Site-Specific Nitration and Oxidative Dityrosine Bridging of the τ Protein by Peroxynitrite: Implications for Alzheimer's Disease

Abstract

Alzheimer's disease (AD) is a progressive amnestic disorder typified by the pathological misfolding and deposition of the microtubule-associated τ protein into neurofibrillary tangles (NFTs). While numerous post-translational modifications influence NFT formation, the molecular mechanisms responsible for τ aggregation remain enigmatic. Since nitrative and oxidative injury have previously been shown to play a mechanistic role in neurodegeneration, we examined whether these events influence τ aggregation. In this report, we characterize the effects of peroxynitrite (ONOO^-)-mediated nitration and oxidation on τ polymerization in vitro. Treatment of τ with ONOO^- results in 3-nitrotyrosine (3-NT) immunoreactivity and the formation of heat-stable, SDS-insoluble oligomers. Using ESI-MS and HPLC with fluorescent detection, we show that these higher-order aggregates contain 3,3‘-dityrosine (3,3‘-DT). Tyrosine (Tyr) residues are critical for ONOO^--mediated oligomerization, as τ proteins lacking all Tyr residues fail to generate oligomers upon ONOO^- treatment.
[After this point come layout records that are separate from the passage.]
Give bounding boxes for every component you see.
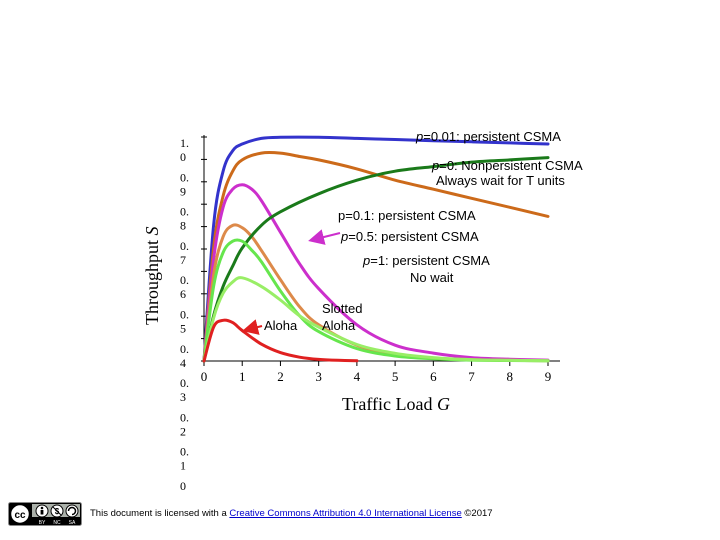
cc-by-nc-sa-badge-icon: cc $ BY NC SA [8, 502, 82, 526]
y-tick-label: 0 [180, 479, 186, 493]
y-tick-labels: 1. 0 0. 9 0. 8 0. 7 0. 6 0. 5 0. 4 0. 3 0. 2 0. 1 0 [180, 136, 189, 493]
x-tick-label: 8 [507, 369, 514, 384]
y-tick-label: 1. 0 [180, 136, 189, 164]
license-footer: cc $ BY NC SA This document is licensed … [8, 502, 528, 526]
label-p0-wait: Always wait for T units [436, 173, 565, 188]
label-p01: p=0.1: persistent CSMA [338, 208, 476, 223]
y-tick-label: 0. 2 [180, 410, 189, 438]
badge-sa-text: SA [69, 520, 76, 526]
x-tick-label: 7 [468, 369, 475, 384]
series-line-7: Aloha [202, 318, 359, 363]
badge-nc-text: NC [53, 520, 61, 526]
series-line-6: Slotted Aloha [202, 276, 550, 363]
throughput-chart: Throughput S Traffic Load G 1. 0 0. 9 0. 8 0. 7… [142, 129, 583, 493]
label-p1-nowait: No wait [410, 270, 454, 285]
y-tick-label: 0. 1 [180, 445, 189, 473]
x-tick-label: 2 [277, 369, 284, 384]
label-p05: p=0.5: persistent CSMA [340, 229, 479, 244]
license-text: This document is licensed with a Creativ… [90, 508, 493, 519]
y-axis-label: Throughput S [142, 227, 162, 326]
y-tick-label: 0. 9 [180, 170, 189, 198]
y-tick-label: 0. 8 [180, 205, 189, 233]
series-line-2: p=0.1 persistent CSMA [202, 183, 550, 363]
y-tick-label: 0. 5 [180, 308, 189, 336]
label-slotted-line2: Aloha [322, 318, 356, 333]
license-prefix: This document is licensed with a [90, 508, 230, 519]
arrow-aloha [242, 319, 263, 335]
license-suffix: ©2017 [461, 508, 493, 519]
x-tick-label: 3 [315, 369, 322, 384]
label-p1: p=1: persistent CSMA [362, 253, 490, 268]
x-tick-label: 4 [354, 369, 361, 384]
label-p001: p=0.01: persistent CSMA [415, 129, 561, 144]
badge-by-text: BY [39, 520, 46, 526]
label-p0: p=0: Nonpersistent CSMA [431, 158, 583, 173]
series-line-0: p=0.01 persistent CSMA [202, 135, 550, 363]
series-line-1: p=0 Nonpersistent CSMA [202, 150, 550, 363]
x-tick-label: 9 [545, 369, 552, 384]
y-tick-label: 0. 7 [180, 239, 189, 267]
x-axis-label: Traffic Load G [342, 394, 450, 414]
license-link[interactable]: Creative Commons Attribution 4.0 Interna… [229, 508, 462, 519]
arrow-p05 [308, 229, 341, 245]
series-line-4: Nonpersistent CSMA always wait for T uni… [202, 156, 550, 363]
y-tick-label: 0. 6 [180, 273, 189, 301]
y-tick-label: 0. 3 [180, 376, 189, 404]
x-tick-label: 6 [430, 369, 437, 384]
y-tick-label: 0. 4 [180, 342, 189, 370]
label-aloha: Aloha [264, 318, 298, 333]
badge-cc-text: cc [14, 510, 26, 521]
x-tick-label: 5 [392, 369, 399, 384]
x-tick-label: 1 [239, 369, 246, 384]
x-tick-labels: 0 1 2 3 4 5 6 7 8 9 [201, 361, 552, 384]
label-slotted-line1: Slotted [322, 301, 362, 316]
x-tick-label: 0 [201, 369, 208, 384]
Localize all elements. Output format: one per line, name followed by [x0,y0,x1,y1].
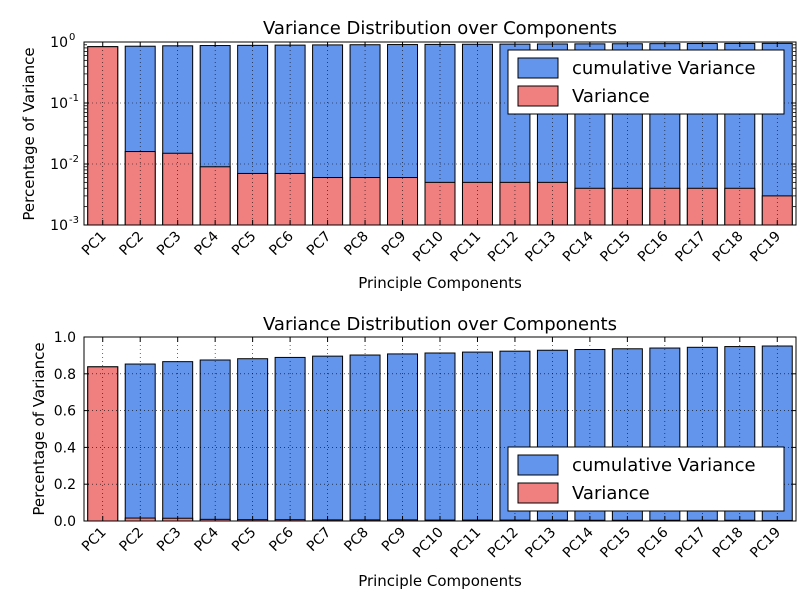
linear-chart-ytick-label: 0.8 [54,367,76,383]
linear-chart-xtick-label-pc11: PC11 [447,525,484,562]
linear-chart-xtick-label-pc16: PC16 [635,524,672,561]
linear-chart-legend-label-cumulative: cumulative Variance [572,455,756,476]
linear-chart-xtick-label-pc4: PC4 [191,524,222,555]
log-chart-xtick-label-pc7: PC7 [304,229,334,259]
linear-chart-xtick-label-pc3: PC3 [154,525,184,555]
linear-chart-xtick-label-pc6: PC6 [266,524,297,555]
linear-chart-xtick-label-pc9: PC9 [379,525,409,555]
variance-bar-pc3 [162,152,194,226]
log-chart-xtick-label-pc19: PC19 [747,229,784,266]
log-chart-xtick-label-pc2: PC2 [117,229,147,259]
log-chart-xtick-label-pc4: PC4 [191,228,222,259]
log-chart-xtick-label-pc1: PC1 [79,229,109,259]
log-chart-ytick-exponent: -1 [69,93,79,104]
log-chart-xtick-label-pc13: PC13 [522,229,559,266]
linear-chart-ytick-label: 0.4 [54,440,76,456]
variance-bar-pc4 [199,166,231,226]
linear-chart-legend-label-variance: Variance [572,483,650,504]
linear-chart-ytick-label: 1.0 [54,330,76,346]
cumulative-bar-pc5 [237,358,269,522]
log-chart-legend-swatch-cumulative [517,57,559,79]
log-chart-legend-label-cumulative: cumulative Variance [572,58,756,79]
log-chart-xlabel: Principle Components [358,274,522,292]
log-chart-title: Variance Distribution over Components [263,18,617,39]
linear-chart-xtick-label-pc8: PC8 [341,525,371,555]
linear-chart: Variance Distribution over Components 0.… [30,314,797,590]
linear-chart-legend: cumulative Variance Variance [507,446,785,512]
log-chart-xtick-label-pc9: PC9 [379,229,409,259]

Further, τ nitration targets residues Y18, Y29, and to a lesser degree Y197 and Y394, and nitration at these sites inhibits in vitro polymerization. The inhibitory effect of nitration on τ polymerization is specific for the 3-NT modification, as pseudophosphorylation at these same Tyr residues does not inhibit τ assembly. Our results suggest that the nitrative and oxidative roles of ONOO^- differentially affect τ polymerization and that ONOO^--mediated cross-linking could facilitate τ aggregation in AD.